I’ve been hearing the baby birds in the bushes and trees outside my window. When I stay up too late at night I can hear them crying out for their nourishment. In the hours of the morning when I’m still semi-comatose, yet beginning to awaken they are again peeping to be fed. At first it seemed like the oddest hours. Then I remembered both of my little chicks in their earliest days. It didn’t matter what our preconceptions were about time, sleep and hunger. When their bellies told them they were hungry, then it was time to eat.
I wonder how long it will take for mama and daddy to regulate their eating…Or are they demand feed parents and feed whenever the little peeps get loud? For now I am enjoying their subtle interruptions to my sleep. It reminds me that it’s warmer outside. The grass is turning greener with each rain shower. The buds are almost ready to bloom on the trees.

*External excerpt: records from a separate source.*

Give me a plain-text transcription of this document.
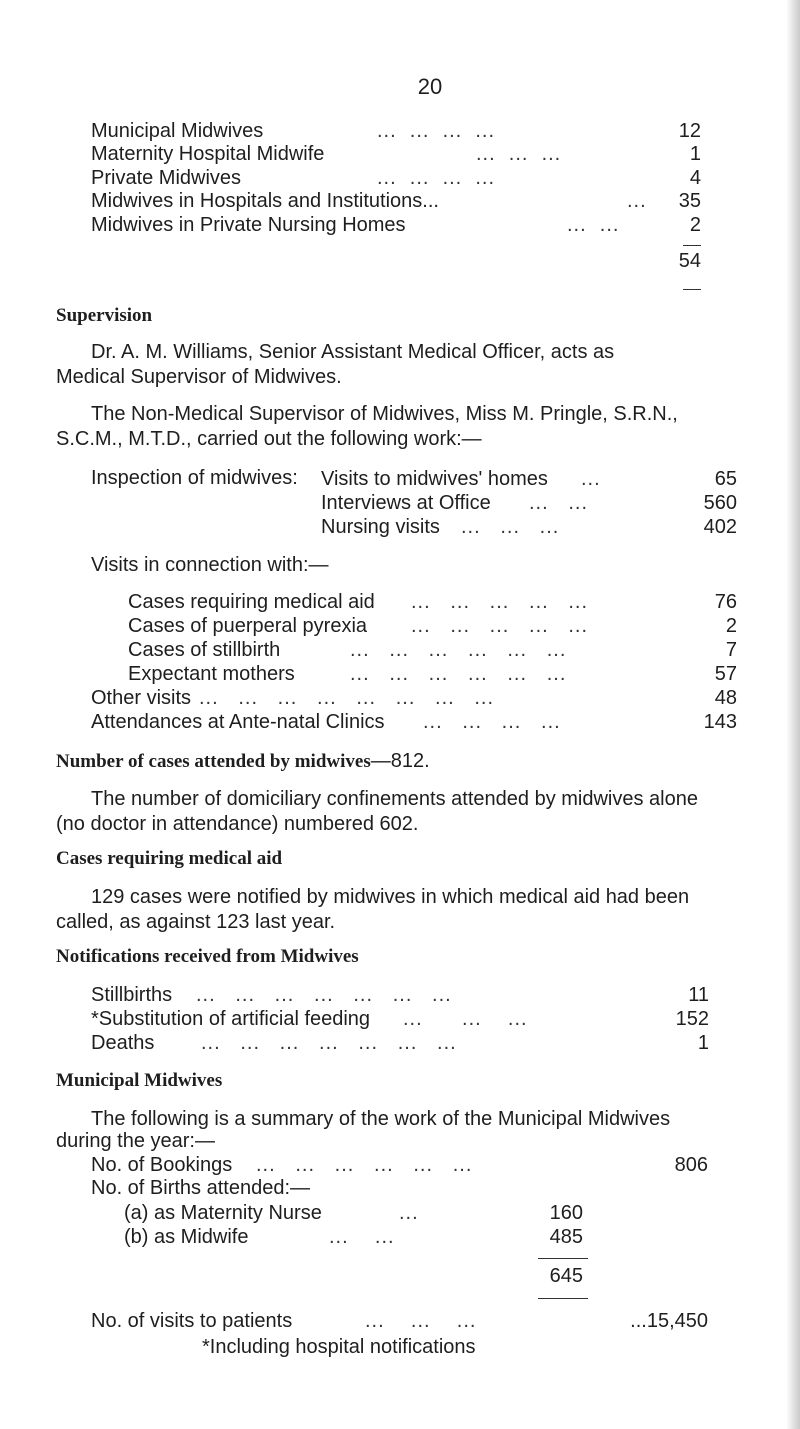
20
Municipal Midwives	...  ...  ...  ...	12
Maternity Hospital Midwife	...  ...  ...	1
Private Midwives	...  ...  ...  ...	4
Midwives in Hospitals and Institutions...	... 35
Midwives in Private Nursing Homes	...  ...	2
54
Supervision
Dr. A. M. Williams, Senior Assistant Medical Officer, acts as
Medical Supervisor of Midwives.
The Non-Medical Supervisor of Midwives, Miss M. Pringle, S.R.N.,
S.C.M., M.T.D., carried out the following work:—
Inspection of midwives: Visits to midwives' homes ...	65
Interviews at Office ...   ...	560
Nursing visits ...   ...   ...	402
Visits in connection with:—
Cases requiring medical aid ...   ...   ...   ...   ...	76
Cases of puerperal pyrexia ...   ...   ...   ...   ...	2
Cases of stillbirth	...   ...   ...   ...   ...   ...	7
Expectant mothers	...   ...   ...   ...   ...   ...	57
Other visits ...   ...   ...   ...   ...   ...   ...   ...	48
Attendances at Ante-natal Clinics ...   ...   ...   ...	143
Number of cases attended by midwives—812.
The number of domiciliary confinements attended by midwives alone
(no doctor in attendance) numbered 602.
Cases requiring medical aid
129 cases were notified by midwives in which medical aid had been
called, as against 123 last year.
Notifications received from Midwives
Stillbirths ...   ...   ...   ...   ...   ...   ...	11
*Substitution of artificial feeding ...      ...    ...	152
Deaths ...   ...   ...   ...   ...   ...   ...	1
Municipal Midwives
The following is a summary of the work of the Municipal Midwives
during the year:—
No. of Bookings ...   ...   ...   ...   ...   ...	806
No. of Births attended:—
(a) as Maternity Nurse	...	160
(b) as Midwife	...    ...	485
645
No. of visits to patients	...    ...    ...	...15,450
*Including hospital notifications
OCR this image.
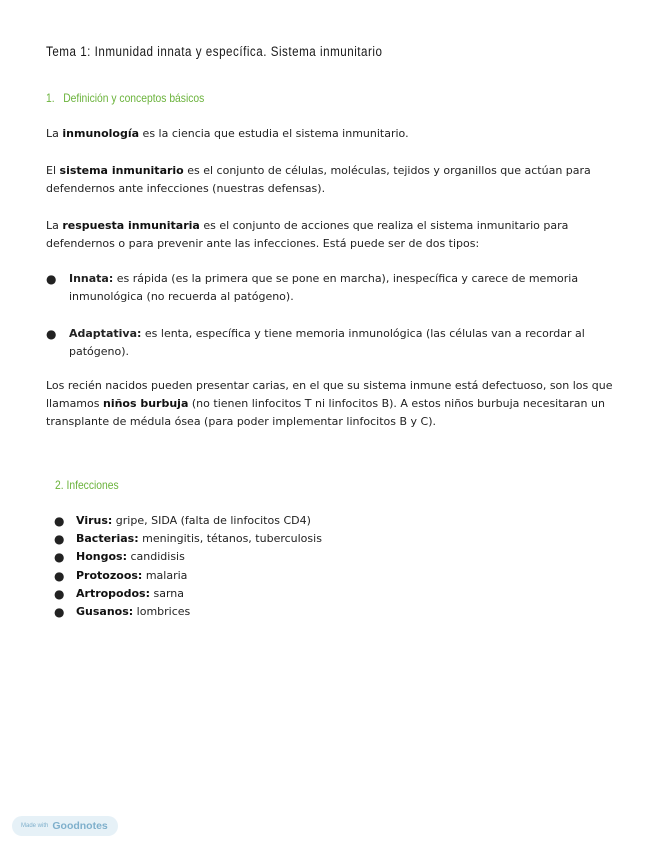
Tema 1: Inmunidad innata y específica. Sistema inmunitario
1. Definición y conceptos básicos
La inmunología es la ciencia que estudia el sistema inmunitario.
El sistema inmunitario es el conjunto de células, moléculas, tejidos y organillos que actúan para defendernos ante infecciones (nuestras defensas).
La respuesta inmunitaria es el conjunto de acciones que realiza el sistema inmunitario para defendernos o para prevenir ante las infecciones. Está puede ser de dos tipos:
● Innata: es rápida (es la primera que se pone en marcha), inespecífica y carece de memoria inmunológica (no recuerda al patógeno).
● Adaptativa: es lenta, específica y tiene memoria inmunológica (las células van a recordar al patógeno).
Los recién nacidos pueden presentar carias, en el que su sistema inmune está defectuoso, son los que llamamos niños burbuja (no tienen linfocitos T ni linfocitos B). A estos niños burbuja necesitaran un transplante de médula ósea (para poder implementar linfocitos B y C).
2. Infecciones
● Virus: gripe, SIDA (falta de linfocitos CD4)
● Bacterias: meningitis, tétanos, tuberculosis
● Hongos: candidisis
● Protozoos: malaria
● Artropodos: sarna
● Gusanos: lombrices
Made with Goodnotes
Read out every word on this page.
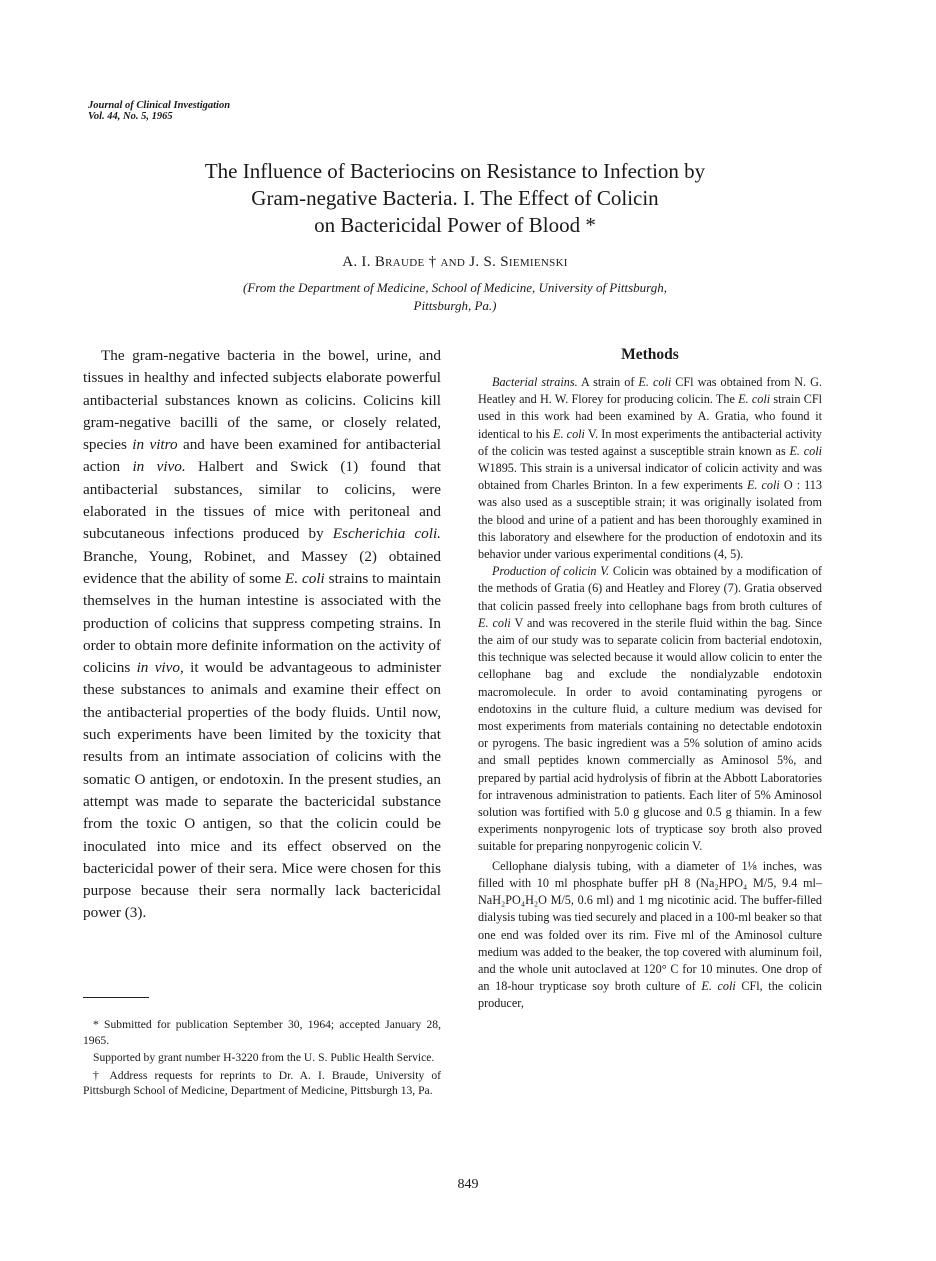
Journal of Clinical Investigation
Vol. 44, No. 5, 1965
The Influence of Bacteriocins on Resistance to Infection by
Gram-negative Bacteria. I. The Effect of Colicin
on Bactericidal Power of Blood *
A. I. Braude † and J. S. Siemienski
(From the Department of Medicine, School of Medicine, University of Pittsburgh,
Pittsburgh, Pa.)

The gram-negative bacteria in the bowel, urine, and tissues in healthy and infected subjects elaborate powerful antibacterial substances known as colicins. Colicins kill gram-negative bacilli of the same, or closely related, species in vitro and have been examined for antibacterial action in vivo. Halbert and Swick (1) found that antibacterial substances, similar to colicins, were elaborated in the tissues of mice with peritoneal and subcutaneous infections produced by Escherichia coli. Branche, Young, Robinet, and Massey (2) obtained evidence that the ability of some E. coli strains to maintain themselves in the human intestine is associated with the production of colicins that suppress competing strains. In order to obtain more definite information on the activity of colicins in vivo, it would be advantageous to administer these substances to animals and examine their effect on the antibacterial properties of the body fluids. Until now, such experiments have been limited by the toxicity that results from an intimate association of colicins with the somatic O antigen, or endotoxin. In the present studies, an attempt was made to separate the bactericidal substance from the toxic O antigen, so that the colicin could be inoculated into mice and its effect observed on the bactericidal power of their sera. Mice were chosen for this purpose because their sera normally lack bactericidal power (3).

* Submitted for publication September 30, 1964; accepted January 28, 1965.

Supported by grant number H-3220 from the U. S. Public Health Service.

† Address requests for reprints to Dr. A. I. Braude, University of Pittsburgh School of Medicine, Department of Medicine, Pittsburgh 13, Pa.

Methods

Bacterial strains. A strain of E. coli CFl was obtained from N. G. Heatley and H. W. Florey for producing colicin. The E. coli strain CFl used in this work had been examined by A. Gratia, who found it identical to his E. coli V. In most experiments the antibacterial activity of the colicin was tested against a susceptible strain known as E. coli W1895. This strain is a universal indicator of colicin activity and was obtained from Charles Brinton. In a few experiments E. coli O : 113 was also used as a susceptible strain; it was originally isolated from the blood and urine of a patient and has been thoroughly examined in this laboratory and elsewhere for the production of endotoxin and its behavior under various experimental conditions (4, 5).

Production of colicin V. Colicin was obtained by a modification of the methods of Gratia (6) and Heatley and Florey (7). Gratia observed that colicin passed freely into cellophane bags from broth cultures of E. coli V and was recovered in the sterile fluid within the bag. Since the aim of our study was to separate colicin from bacterial endotoxin, this technique was selected because it would allow colicin to enter the cellophane bag and exclude the nondialyzable endotoxin macromolecule. In order to avoid contaminating pyrogens or endotoxins in the culture fluid, a culture medium was devised for most experiments from materials containing no detectable endotoxin or pyrogens. The basic ingredient was a 5% solution of amino acids and small peptides known commercially as Aminosol 5%, and prepared by partial acid hydrolysis of fibrin at the Abbott Laboratories for intravenous administration to patients. Each liter of 5% Aminosol solution was fortified with 5.0 g glucose and 0.5 g thiamin. In a few experiments nonpyrogenic lots of trypticase soy broth also proved suitable for preparing nonpyrogenic colicin V.

Cellophane dialysis tubing, with a diameter of 1⅛ inches, was filled with 10 ml phosphate buffer pH 8 (Na₂HPO₄ M/5, 9.4 ml–NaH₂PO₄H₂O M/5, 0.6 ml) and 1 mg nicotinic acid. The buffer-filled dialysis tubing was tied securely and placed in a 100-ml beaker so that one end was folded over its rim. Five ml of the Aminosol culture medium was added to the beaker, the top covered with aluminum foil, and the whole unit autoclaved at 120° C for 10 minutes. One drop of an 18-hour trypticase soy broth culture of E. coli CFl, the colicin producer,

849
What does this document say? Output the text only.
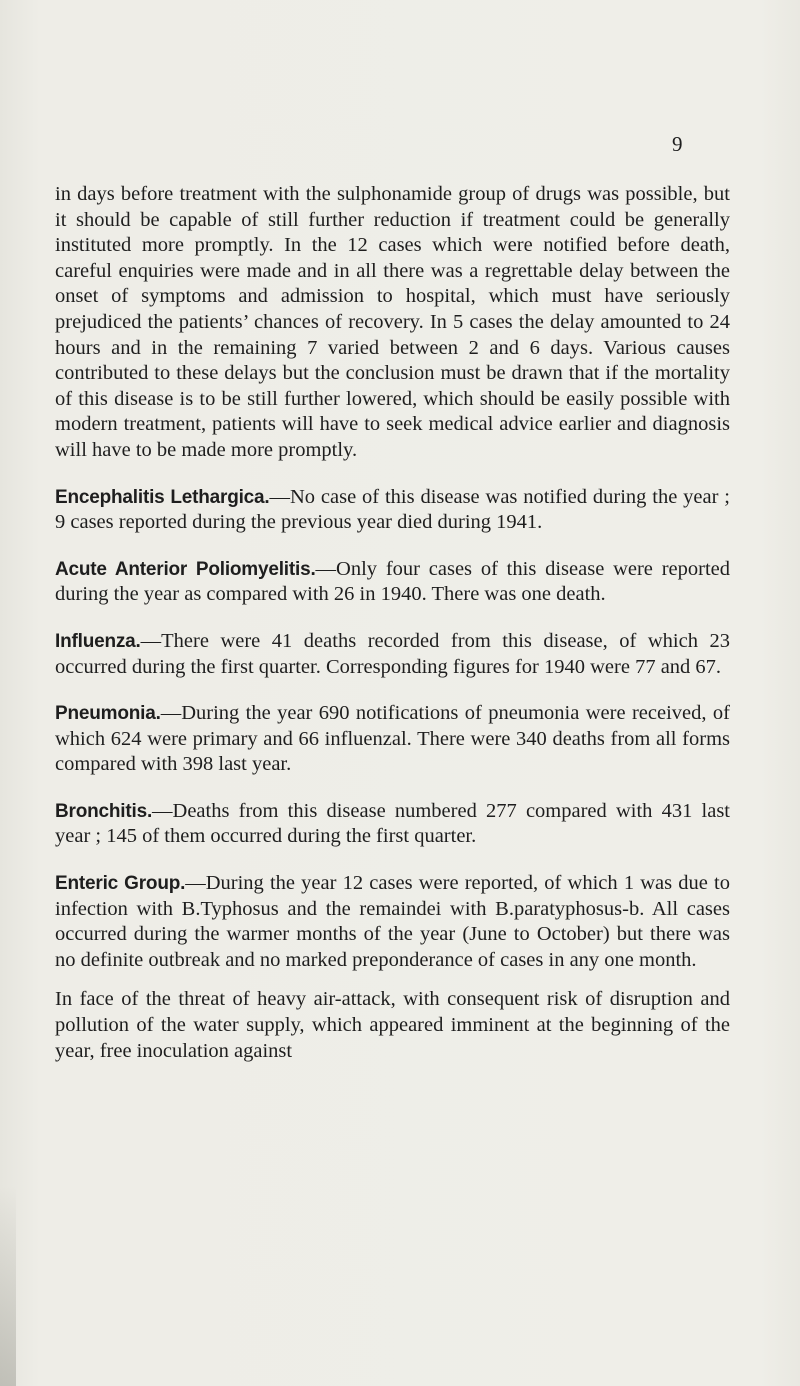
9

in days before treatment with the sulphonamide group of drugs was possible, but it should be capable of still further reduction if treatment could be generally instituted more promptly. In the 12 cases which were notified before death, careful enquiries were made and in all there was a regrettable delay between the onset of symptoms and admission to hospital, which must have seriously prejudiced the patients’ chances of recovery. In 5 cases the delay amounted to 24 hours and in the remaining 7 varied between 2 and 6 days. Various causes contributed to these delays but the conclusion must be drawn that if the mortality of this disease is to be still further lowered, which should be easily possible with modern treatment, patients will have to seek medical advice earlier and diagnosis will have to be made more promptly.

Encephalitis Lethargica.—No case of this disease was notified during the year ; 9 cases reported during the previous year died during 1941.

Acute Anterior Poliomyelitis.—Only four cases of this disease were reported during the year as compared with 26 in 1940. There was one death.

Influenza.—There were 41 deaths recorded from this disease, of which 23 occurred during the first quarter. Corresponding figures for 1940 were 77 and 67.

Pneumonia.—During the year 690 notifications of pneumonia were received, of which 624 were primary and 66 influenzal. There were 340 deaths from all forms compared with 398 last year.

Bronchitis.—Deaths from this disease numbered 277 compared with 431 last year ; 145 of them occurred during the first quarter.

Enteric Group.—During the year 12 cases were reported, of which 1 was due to infection with B.Typhosus and the remaindei with B.paratyphosus-b. All cases occurred during the warmer months of the year (June to October) but there was no definite outbreak and no marked preponderance of cases in any one month.

In face of the threat of heavy air-attack, with consequent risk of disruption and pollution of the water supply, which appeared imminent at the beginning of the year, free inoculation against
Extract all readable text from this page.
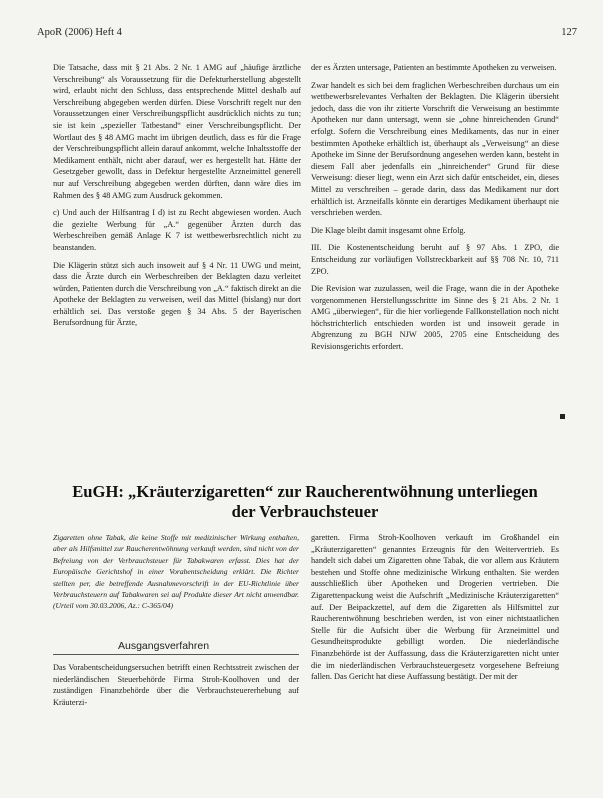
ApoR (2006) Heft 4	127

Die Tatsache, dass mit § 21 Abs. 2 Nr. 1 AMG auf „häufige ärztliche Verschreibung“ als Voraussetzung für die Defekturherstellung abgestellt wird, erlaubt nicht den Schluss, dass entsprechende Mittel deshalb auf Verschreibung abgegeben werden dürfen. Diese Vorschrift regelt nur den Voraussetzungen einer Verschreibungspflicht ausdrücklich nichts zu tun; sie ist kein „spezieller Tatbestand“ einer Verschreibungspflicht. Der Wortlaut des § 48 AMG macht im übrigen deutlich, dass es für die Frage der Verschreibungspflicht allein darauf ankommt, welche Inhaltsstoffe der Medikament enthält, nicht aber darauf, wer es hergestellt hat. Hätte der Gesetzgeber gewollt, dass in Defektur hergestellte Arzneimittel generell nur auf Verschreibung abgegeben werden dürften, dann wäre dies im Rahmen des § 48 AMG zum Ausdruck gekommen.

c) Und auch der Hilfsantrag I d) ist zu Recht abgewiesen worden. Auch die gezielte Werbung für „A.“ gegenüber Ärzten durch das Werbeschreiben gemäß Anlage K 7 ist wettbewerbsrechtlich nicht zu beanstanden.

Die Klägerin stützt sich auch insoweit auf § 4 Nr. 11 UWG und meint, dass die Ärzte durch ein Werbeschreiben der Beklagten dazu verleitet würden, Patienten durch die Verschreibung von „A.“ faktisch direkt an die Apotheke der Beklagten zu verweisen, weil das Mittel (bislang) nur dort erhältlich sei. Das verstoße gegen § 34 Abs. 5 der Bayerischen Berufsordnung für Ärzte,

der es Ärzten untersage, Patienten an bestimmte Apotheken zu verweisen.

Zwar handelt es sich bei dem fraglichen Werbeschreiben durchaus um ein wettbewerbsrelevantes Verhalten der Beklagten. Die Klägerin übersieht jedoch, dass die von ihr zitierte Vorschrift die Verweisung an bestimmte Apotheken nur dann untersagt, wenn sie „ohne hinreichenden Grund“ erfolgt. Sofern die Verschreibung eines Medikaments, das nur in einer bestimmten Apotheke erhältlich ist, überhaupt als „Verweisung“ an diese Apotheke im Sinne der Berufsordnung angesehen werden kann, besteht in diesem Fall aber jedenfalls ein „hinreichender“ Grund für diese Verweisung: dieser liegt, wenn ein Arzt sich dafür entscheidet, ein, dieses Mittel zu verschreiben – gerade darin, dass das Medikament nur dort erhältlich ist. Arzneifalls könnte ein derartiges Medikament überhaupt nie verschrieben werden.

Die Klage bleibt damit insgesamt ohne Erfolg.

III. Die Kostenentscheidung beruht auf § 97 Abs. 1 ZPO, die Entscheidung zur vorläufigen Vollstreckbarkeit auf §§ 708 Nr. 10, 711 ZPO.

Die Revision war zuzulassen, weil die Frage, wann die in der Apotheke vorgenommenen Herstellungsschritte im Sinne des § 21 Abs. 2 Nr. 1 AMG „überwiegen“, für die hier vorliegende Fallkonstellation noch nicht höchstrichterlich entschieden worden ist und insoweit gerade in Abgrenzung zu BGH NJW 2005, 2705 eine Entscheidung des Revisionsgerichts erfordert.

EuGH: „Kräuterzigaretten“ zur Raucherentwöhnung unterliegen
der Verbrauchsteuer
Zigaretten ohne Tabak, die keine Stoffe mit medizinischer Wirkung enthalten, aber als Hilfsmittel zur Raucherentwöhnung verkauft werden, sind nicht von der Befreiung von der Verbrauchsteuer für Tabakwaren erfasst. Dies hat der Europäische Gerichtshof in einer Vorabentscheidung erklärt. Die Richter stellten per, die betreffende Ausnahmevorschrift in der EU-Richtlinie über Verbrauchsteuern auf Tabakwaren sei auf Produkte dieser Art nicht anwendbar. (Urteil vom 30.03.2006, Az.: C-365/04)
Ausgangsverfahren

Das Vorabentscheidungsersuchen betrifft einen Rechtsstreit zwischen der niederländischen Steuerbehörde Firma Stroh-Koolhoven und der zuständigen Finanzbehörde über die Verbrauchsteuererhebung auf Kräuterzi-

garetten. Firma Stroh-Koolhoven verkauft im Großhandel ein „Kräuterzigaretten“ genanntes Erzeugnis für den Weitervertrieb. Es handelt sich dabei um Zigaretten ohne Tabak, die vor allem aus Kräutern bestehen und Stoffe ohne medizinische Wirkung enthalten. Sie werden ausschließlich über Apotheken und Drogerien vertrieben. Die Zigarettenpackung weist die Aufschrift „Medizinische Kräuterzigaretten“ auf. Der Beipackzettel, auf dem die Zigaretten als Hilfsmittel zur Raucherentwöhnung beschrieben werden, ist von einer nichtstaatlichen Stelle für die Aufsicht über die Werbung für Arzneimittel und Gesundheitsprodukte gebilligt worden. Die niederländische Finanzbehörde ist der Auffassung, dass die Kräuterzigaretten nicht unter die im niederländischen Verbrauchsteuergesetz vorgesehene Befreiung fallen. Das Gericht hat diese Auffassung bestätigt. Der mit der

By the time spring’s glory turns into summer’s heat the little birdies will have learned how to feed themselves. As much as I am a proponent for the empty nest, as I’ve always said I cannot wait until Du and I are empty nesters, I am glad that God gives us a little bit more time with our young ones than mama and daddy bird get.
God, You grant us a glimpse at Your wonderful mysteries. Thank You for letting us experience them.
I love those kind of moments– the, “Aha! I am grateful for this!” moment. Spring, I think, is usually full of those!